Кто не переносит своих желаний за пределы домашнего очага, горшка щей и теплой лежанки, кто привык находить высшее упоение жизни в ловко сшитом жилете, тот не поймет мыслей, волновавших теперь его душу.
Понемногу отошел он на самую дальнюю точку острова и смотрел издали на пирующих товарищей и клокотавшее за ними необъятное море. Он думал, что он один был вместе и действователем и сознательным зрителем этой картины, но вдруг невдалеке послышался шорох. В нескольких шагах от него стоял Хребтов и тоже смотрел на ту сторону, держа одну руку на голове своего Валета, который сильно вертел хвостом и тихонько взвизгивал, как будто от избытка умиления.
Каютин окликнул его:
— Антип Савельич!
Хребтов вздрогнул.
— Что, барин, — сказал он тихо, подходя к Каютину и указывая на пирующих промышленников, на горящий костер и на бесконечное, неугомонное и недружелюбное море, — ты уж думал, что ничего, кроме худа, мы и не встретим, как пойдем с тобой свет бороздить? А ведь вот хорошо!
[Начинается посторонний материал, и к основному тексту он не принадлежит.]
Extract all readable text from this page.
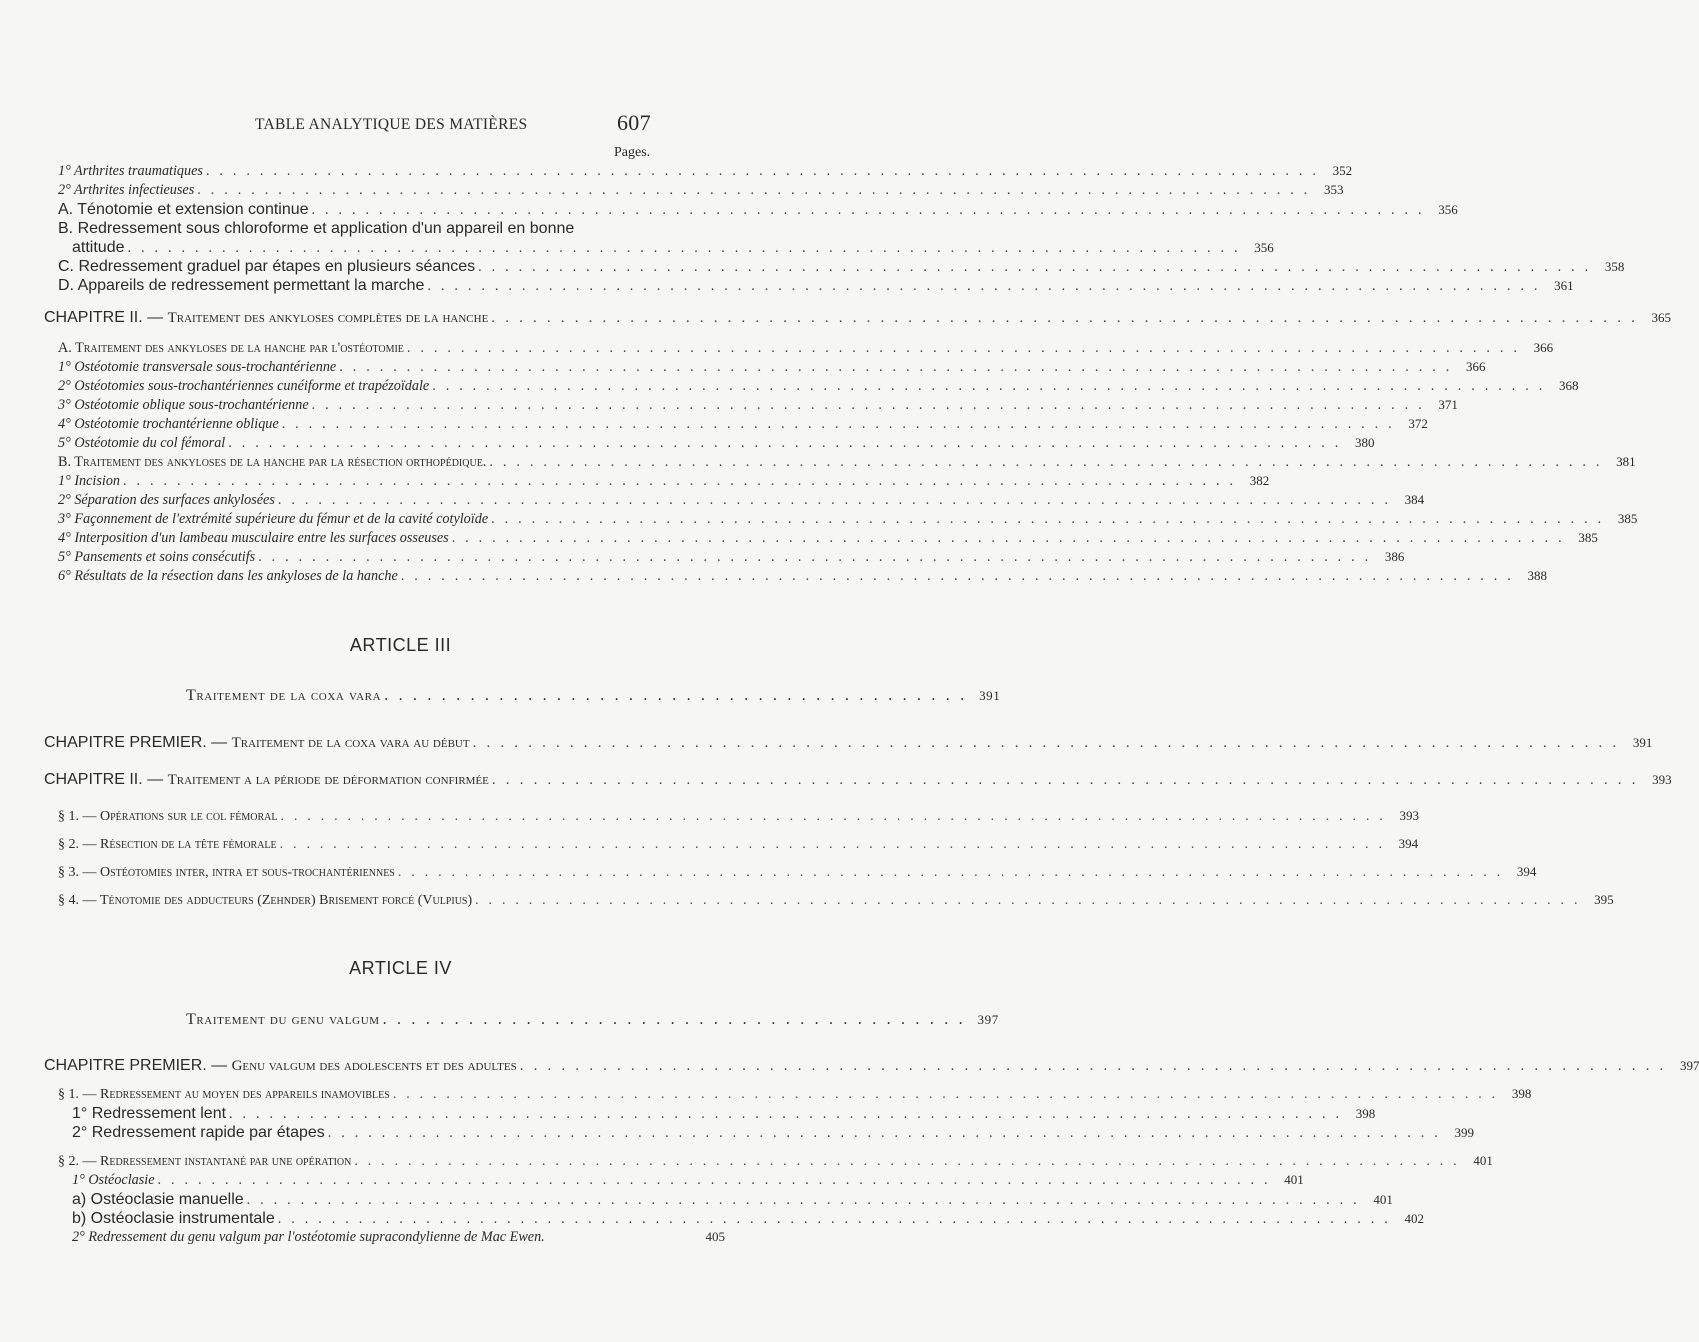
TABLE ANALYTIQUE DES MATIÈRES	607
Pages.
1° Arthrites traumatiques . . .	352
2° Arthrites infectieuses . . .	353
A. Ténotomie et extension continue . . .	356
B. Redressement sous chloroforme et application d'un appareil en bonne
attitude . . .	356
C. Redressement graduel par étapes en plusieurs séances . . .	358
D. Appareils de redressement permettant la marche . . .	361
CHAPITRE II. — Traitement des ankyloses complètes de la hanche . . .	365
A. Traitement des ankyloses de la hanche par l'ostéotomie . . .	366
1° Ostéotomie transversale sous-trochantérienne . . .	366
2° Ostéotomies sous-trochantériennes cunéiforme et trapézoïdale . . .	368
3° Ostéotomie oblique sous-trochantérienne . . .	371
4° Ostéotomie trochantérienne oblique . . .	372
5° Ostéotomie du col fémoral . . .	380
B. Traitement des ankyloses de la hanche par la résection orthopédique. . . .	381
1° Incision . . .	382
2° Séparation des surfaces ankylosées . . .	384
3° Façonnement de l'extrémité supérieure du fémur et de la cavité cotyloïde . . .	385
4° Interposition d'un lambeau musculaire entre les surfaces osseuses . . .	385
5° Pansements et soins consécutifs . . .	386
6° Résultats de la résection dans les ankyloses de la hanche . . .	388
ARTICLE III
Traitement de la coxa vara . . .	391
CHAPITRE PREMIER. — Traitement de la coxa vara au début . . .	391
CHAPITRE II. — Traitement a la période de déformation confirmée . . .	393
§ 1. — Opérations sur le col fémoral . . .	393
§ 2. — Résection de la tête fémorale . . .	394
§ 3. — Ostéotomies inter, intra et sous-trochantériennes . . .	394
§ 4. — Ténotomie des adducteurs (Zehnder) Brisement forcé (Vulpius) . . .	395
ARTICLE IV
Traitement du genu valgum . . .	397
CHAPITRE PREMIER. — Genu valgum des adolescents et des adultes . . .	397
§ 1. — Redressement au moyen des appareils inamovibles . . .	398
1° Redressement lent . . .	398
2° Redressement rapide par étapes . . .	399
§ 2. — Redressement instantané par une opération . . .	401
1° Ostéoclasie . . .	401
a) Ostéoclasie manuelle . . .	401
b) Ostéoclasie instrumentale . . .	402
2° Redressement du genu valgum par l'ostéotomie supracondylienne de Mac Ewen.	405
— Хорошо! — отвечал Каютин с невольным движением и положил ему руку на плечо.
— Я вот за то и люблю такую жизнь, — прибавил Хребтов задумчиво, — что вечно случится что-нибудь такое, чего никак не ожидаешь и никаким разумом не придумаешь…
Голос его был еще приятнее и ласковее, чем всегда, глаза необыкновенно блестели и как будто были подернуты сдержанными слезами. Тихо сняв руку Каютина с своего плеча, он медленно пошел берегом, повеся голову.